My wife and I were driving home from the Adirondacks on the NY Thruway yesterday and saw a horrific accident as it happened, about 50 feet in front of our car! I saw the car drifting to the right, and thought, "oh, he'll steer back", but car just continued to the right, hit the guiderail at the end, crushed the rail all the way to the concrete barriers that are ironically there to protect the toll apparatus! The driver must of fallen asleep at the wheel, or "died suddenly". Debris flew out into the road, and I was glad that we were in the left lane, because a large piece of the guiderail flew into the right lane. We stopped just ahead, called 911, and I started to go back to help, when another vehicle stopped, where a passenger was an EMT. He ran back to the scene. I saw many people at the scene, and decided I wouldn't be any help. We left, and as we left, the car burst into flames! Based on the severity of the crash (we could see that the front of the car was TOTALLY crushed in), we wondered if the passenger(s) could be extracted before the flames! It was the worst car accident I have ever seen happen!
Now here is where it get's weird. I searched online yesterday and couldn't find a news item about it. I still couldn't today, but found where someone mentioned it on Reddit. So the question is, are details being withheld for a reason? (or am I just too conspiracy-minded :) ) I can't recall anything about the vehicle other than it was a car.
The "burst into flames" part is weird.
Cars (regular, gas-powered cars) don't generally burst into flames upon collisions.
There was even a MythBusters episode to demonstrate this because they wanted to bust the myth due to Hollywood scenes in movies.
Maybe it was EV.
But ... having said that, I have seen 2 different situations where vehicles were on the side of the road and the engine compartments were in massive fiery flames.
Both were older SUV's, so not EV's.
Neither looked like they were in accidents -- just looked like they pulled over (probably due to the fires).
What can cause fire to burst out like that?

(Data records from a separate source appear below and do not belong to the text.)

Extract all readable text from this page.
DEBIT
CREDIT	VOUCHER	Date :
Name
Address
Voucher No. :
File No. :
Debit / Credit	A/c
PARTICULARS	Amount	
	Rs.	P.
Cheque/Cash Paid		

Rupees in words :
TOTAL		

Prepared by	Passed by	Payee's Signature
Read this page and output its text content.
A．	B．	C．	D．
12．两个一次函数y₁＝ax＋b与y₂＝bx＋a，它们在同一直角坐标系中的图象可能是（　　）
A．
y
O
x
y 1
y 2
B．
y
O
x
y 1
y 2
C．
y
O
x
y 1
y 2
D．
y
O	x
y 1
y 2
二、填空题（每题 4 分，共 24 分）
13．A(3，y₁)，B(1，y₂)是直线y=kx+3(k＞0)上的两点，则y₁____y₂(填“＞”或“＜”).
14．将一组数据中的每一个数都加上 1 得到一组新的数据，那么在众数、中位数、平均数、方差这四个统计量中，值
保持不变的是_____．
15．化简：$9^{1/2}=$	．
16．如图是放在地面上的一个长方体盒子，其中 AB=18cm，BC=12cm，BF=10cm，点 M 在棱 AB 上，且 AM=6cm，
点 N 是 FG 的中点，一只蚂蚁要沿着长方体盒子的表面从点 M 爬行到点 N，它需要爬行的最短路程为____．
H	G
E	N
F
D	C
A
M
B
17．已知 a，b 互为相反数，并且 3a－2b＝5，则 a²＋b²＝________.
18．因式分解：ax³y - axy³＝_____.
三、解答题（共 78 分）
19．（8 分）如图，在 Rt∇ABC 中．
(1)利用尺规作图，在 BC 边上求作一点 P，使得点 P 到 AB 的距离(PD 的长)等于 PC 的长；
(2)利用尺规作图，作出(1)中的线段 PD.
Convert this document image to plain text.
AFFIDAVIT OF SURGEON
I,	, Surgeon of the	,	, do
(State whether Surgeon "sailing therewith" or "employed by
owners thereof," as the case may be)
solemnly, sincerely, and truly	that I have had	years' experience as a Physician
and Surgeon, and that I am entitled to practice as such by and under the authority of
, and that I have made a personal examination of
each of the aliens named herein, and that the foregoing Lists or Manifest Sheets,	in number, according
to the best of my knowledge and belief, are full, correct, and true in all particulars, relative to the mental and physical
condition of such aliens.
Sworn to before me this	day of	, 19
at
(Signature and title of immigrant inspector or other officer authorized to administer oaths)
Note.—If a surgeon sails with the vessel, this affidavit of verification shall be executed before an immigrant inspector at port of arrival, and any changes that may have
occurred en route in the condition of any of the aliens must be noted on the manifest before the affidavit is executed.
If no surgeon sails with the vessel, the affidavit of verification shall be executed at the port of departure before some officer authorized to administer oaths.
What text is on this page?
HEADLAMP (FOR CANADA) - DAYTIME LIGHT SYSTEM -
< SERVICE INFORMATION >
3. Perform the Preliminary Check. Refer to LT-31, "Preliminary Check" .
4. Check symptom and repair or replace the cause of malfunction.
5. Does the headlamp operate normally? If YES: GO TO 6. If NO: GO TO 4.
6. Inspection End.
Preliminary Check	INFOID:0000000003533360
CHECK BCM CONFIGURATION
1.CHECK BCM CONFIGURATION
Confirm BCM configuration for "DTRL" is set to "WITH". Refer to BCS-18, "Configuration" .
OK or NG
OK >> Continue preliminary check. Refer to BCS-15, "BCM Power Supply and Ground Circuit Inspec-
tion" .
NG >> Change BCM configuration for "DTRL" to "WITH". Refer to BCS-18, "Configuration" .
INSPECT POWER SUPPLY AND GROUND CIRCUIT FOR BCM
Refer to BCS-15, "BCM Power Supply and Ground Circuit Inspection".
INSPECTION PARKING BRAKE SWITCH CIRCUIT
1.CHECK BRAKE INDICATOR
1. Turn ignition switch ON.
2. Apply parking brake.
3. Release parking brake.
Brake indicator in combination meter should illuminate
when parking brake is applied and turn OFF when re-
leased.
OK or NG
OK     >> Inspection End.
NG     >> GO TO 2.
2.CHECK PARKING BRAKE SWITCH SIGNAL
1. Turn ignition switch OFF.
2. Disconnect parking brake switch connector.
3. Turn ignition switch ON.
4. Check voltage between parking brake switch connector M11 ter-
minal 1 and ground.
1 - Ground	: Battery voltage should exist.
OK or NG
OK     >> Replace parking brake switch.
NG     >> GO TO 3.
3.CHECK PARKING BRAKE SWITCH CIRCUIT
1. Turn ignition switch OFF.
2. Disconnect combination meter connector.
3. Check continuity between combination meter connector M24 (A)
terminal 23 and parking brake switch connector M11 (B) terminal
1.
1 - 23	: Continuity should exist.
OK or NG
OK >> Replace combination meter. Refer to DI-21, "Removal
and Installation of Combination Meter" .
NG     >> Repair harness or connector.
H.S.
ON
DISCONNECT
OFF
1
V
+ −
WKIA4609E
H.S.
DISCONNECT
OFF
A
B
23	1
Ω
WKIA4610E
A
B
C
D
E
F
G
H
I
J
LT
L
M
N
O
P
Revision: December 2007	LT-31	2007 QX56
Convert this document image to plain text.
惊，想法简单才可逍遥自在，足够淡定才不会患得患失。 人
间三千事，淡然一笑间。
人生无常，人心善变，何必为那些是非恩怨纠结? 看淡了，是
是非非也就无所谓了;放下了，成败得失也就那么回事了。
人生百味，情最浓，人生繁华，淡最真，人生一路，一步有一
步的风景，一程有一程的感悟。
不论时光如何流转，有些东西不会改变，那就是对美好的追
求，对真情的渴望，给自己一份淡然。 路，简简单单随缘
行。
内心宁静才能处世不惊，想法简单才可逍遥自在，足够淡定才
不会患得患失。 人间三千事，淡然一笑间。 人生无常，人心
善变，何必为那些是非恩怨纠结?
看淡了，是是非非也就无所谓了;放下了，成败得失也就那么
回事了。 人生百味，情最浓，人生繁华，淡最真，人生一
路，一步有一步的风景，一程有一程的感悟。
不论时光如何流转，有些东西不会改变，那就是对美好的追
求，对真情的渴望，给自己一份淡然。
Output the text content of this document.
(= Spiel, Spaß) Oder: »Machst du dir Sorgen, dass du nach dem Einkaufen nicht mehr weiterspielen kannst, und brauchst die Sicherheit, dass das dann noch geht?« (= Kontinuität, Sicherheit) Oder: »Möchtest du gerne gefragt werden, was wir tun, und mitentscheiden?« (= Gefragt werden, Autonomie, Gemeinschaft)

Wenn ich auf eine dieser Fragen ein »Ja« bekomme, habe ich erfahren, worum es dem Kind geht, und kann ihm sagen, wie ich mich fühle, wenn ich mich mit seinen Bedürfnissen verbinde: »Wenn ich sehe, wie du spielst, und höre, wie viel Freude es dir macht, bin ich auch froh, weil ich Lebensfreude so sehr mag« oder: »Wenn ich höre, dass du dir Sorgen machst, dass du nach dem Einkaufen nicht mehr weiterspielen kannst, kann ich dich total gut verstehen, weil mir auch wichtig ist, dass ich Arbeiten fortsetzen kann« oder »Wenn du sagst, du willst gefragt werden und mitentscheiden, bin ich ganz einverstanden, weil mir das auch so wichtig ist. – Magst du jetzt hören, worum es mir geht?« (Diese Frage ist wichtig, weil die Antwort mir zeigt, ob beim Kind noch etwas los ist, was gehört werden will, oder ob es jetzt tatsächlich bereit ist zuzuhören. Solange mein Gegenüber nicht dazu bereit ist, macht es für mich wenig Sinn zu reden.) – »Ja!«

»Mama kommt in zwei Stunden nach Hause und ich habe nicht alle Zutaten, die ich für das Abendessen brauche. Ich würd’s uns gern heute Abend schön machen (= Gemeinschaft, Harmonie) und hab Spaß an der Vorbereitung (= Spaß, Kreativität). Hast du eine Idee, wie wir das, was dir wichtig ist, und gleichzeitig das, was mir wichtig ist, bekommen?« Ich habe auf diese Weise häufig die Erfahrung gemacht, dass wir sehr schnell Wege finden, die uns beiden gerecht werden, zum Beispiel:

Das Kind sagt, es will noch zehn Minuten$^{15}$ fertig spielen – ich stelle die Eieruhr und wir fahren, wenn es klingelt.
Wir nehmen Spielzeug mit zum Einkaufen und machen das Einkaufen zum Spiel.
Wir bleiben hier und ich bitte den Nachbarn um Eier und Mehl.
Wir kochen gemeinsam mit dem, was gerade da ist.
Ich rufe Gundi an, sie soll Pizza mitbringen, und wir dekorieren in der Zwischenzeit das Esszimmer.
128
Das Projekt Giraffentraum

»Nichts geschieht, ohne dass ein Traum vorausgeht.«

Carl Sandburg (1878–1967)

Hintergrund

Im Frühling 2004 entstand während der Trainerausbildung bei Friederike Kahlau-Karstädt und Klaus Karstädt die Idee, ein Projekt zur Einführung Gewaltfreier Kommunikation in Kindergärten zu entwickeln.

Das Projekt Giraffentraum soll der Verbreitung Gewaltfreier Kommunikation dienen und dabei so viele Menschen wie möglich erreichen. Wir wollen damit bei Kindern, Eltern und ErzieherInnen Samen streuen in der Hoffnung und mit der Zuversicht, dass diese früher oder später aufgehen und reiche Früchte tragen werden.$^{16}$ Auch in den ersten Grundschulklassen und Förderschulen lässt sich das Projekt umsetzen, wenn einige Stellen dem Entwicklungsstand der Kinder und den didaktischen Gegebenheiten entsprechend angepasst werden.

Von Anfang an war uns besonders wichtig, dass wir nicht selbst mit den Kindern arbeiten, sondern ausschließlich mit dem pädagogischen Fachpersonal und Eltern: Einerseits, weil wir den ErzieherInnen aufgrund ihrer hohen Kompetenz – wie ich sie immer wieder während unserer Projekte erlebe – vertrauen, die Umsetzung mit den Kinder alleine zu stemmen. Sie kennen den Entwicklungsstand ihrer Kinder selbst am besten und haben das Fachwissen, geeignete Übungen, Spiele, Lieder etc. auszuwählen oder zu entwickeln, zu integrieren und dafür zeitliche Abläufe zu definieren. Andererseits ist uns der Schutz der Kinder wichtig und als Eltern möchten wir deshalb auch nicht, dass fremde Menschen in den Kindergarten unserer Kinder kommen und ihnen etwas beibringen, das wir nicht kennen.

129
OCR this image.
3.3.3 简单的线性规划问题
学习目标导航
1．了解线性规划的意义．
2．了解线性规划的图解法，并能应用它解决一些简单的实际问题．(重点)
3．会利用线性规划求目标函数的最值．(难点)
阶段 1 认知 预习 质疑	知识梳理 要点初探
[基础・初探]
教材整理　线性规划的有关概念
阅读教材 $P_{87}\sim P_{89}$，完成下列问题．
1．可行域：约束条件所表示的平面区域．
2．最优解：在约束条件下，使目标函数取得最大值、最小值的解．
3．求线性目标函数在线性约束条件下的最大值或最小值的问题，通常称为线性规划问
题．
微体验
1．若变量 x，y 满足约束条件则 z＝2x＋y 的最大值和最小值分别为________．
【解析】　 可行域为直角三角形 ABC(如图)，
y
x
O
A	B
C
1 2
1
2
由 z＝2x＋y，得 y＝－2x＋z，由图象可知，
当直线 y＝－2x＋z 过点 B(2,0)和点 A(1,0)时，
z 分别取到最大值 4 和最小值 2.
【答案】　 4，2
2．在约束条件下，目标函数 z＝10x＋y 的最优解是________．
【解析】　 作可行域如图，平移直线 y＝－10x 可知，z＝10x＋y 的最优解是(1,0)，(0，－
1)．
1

A fuel line leak spraying onto the hot exhaust manifold can ignite from the heat.
I was in a Lanscaping truck that burst into flames under the engine compartment, while we were driving.
We pulled over and jumped out of the truck with little time to spare. The bed of the truck had old wooden sidewalls and was completely loaded with grass clippings.
Within a minute or so the entire truck was engulfed in 20-foot flames.
Edit: And yes, just like in the MythBusters episode, the fuel tank did not explode, it just added fuel to the fire, igniting the load of grass in the truck bed.
The fuel seals don’t like ethanol. They are better now than before.